The torch will then travel up Ind. 15, hang a right in Leesburg and move east on CR 500N (Armstrong Road), through Oswego and north into North Webster before spending the afternoon and evening in Syracuse.
The local committee has done a great job of selecting people who represent us to carry the torch, and it will pass by places and things that “are” Kosciusko County.
Sports has so much to do with our history. While basketball’s birth place is Springfield Massachusetts, the cradle of civilization for girls basketball is here. The Warsaw Lady Tiger team of 1975-76 showed us all what can be done and blew away all the existing stereotypes about girls and sports. Judy Warren was the first Miss Basketball, and Shanna Zolman left Wawasee for Knoxville, Tenn., after scoring more points than any girl ever had at that time.
This county is home to 120 lakes, some of which will bear the fleeting reflection of the Bicentennial Torch as it passes by Thursday.
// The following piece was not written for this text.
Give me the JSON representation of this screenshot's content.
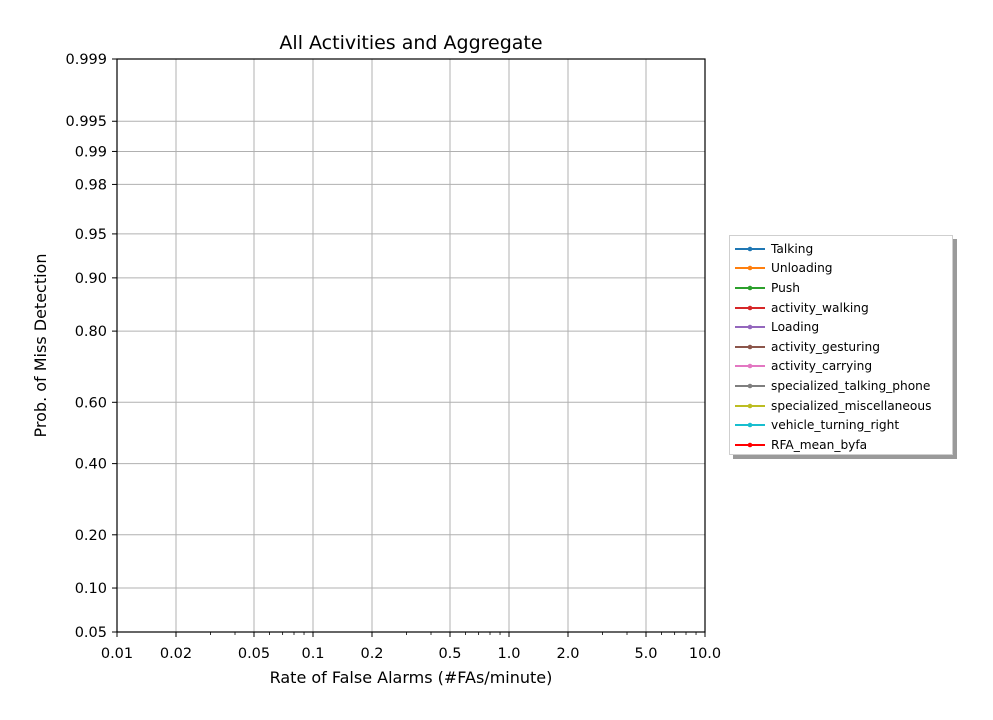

It’s always been a great place to catch pan fish, but in recent years it’s become a destination for fisherman on the hunt for giant muskie and walleye. It’s a place to swim, to make a boat go fast enough to pull a tube full of squealing kids, or just drift along at the whim of a summer breeze.
Sports aren’t just something we do here in Kosciusko County – it’s part of who we are. It’s embedded in our DNA.
Thursday’s torch relay is a reflection of that.
It’s an honor to be a part of this statewide celebration.
I hope you are proud to live in Indiana. It’s a great state. It’s not perfect of course, but it’s home.
And Thursday is our moment to remind the entire state that we here in Kosciusko County are the crowned jewel of this special place in what used to be the vast wilderness of the Northwest Territory.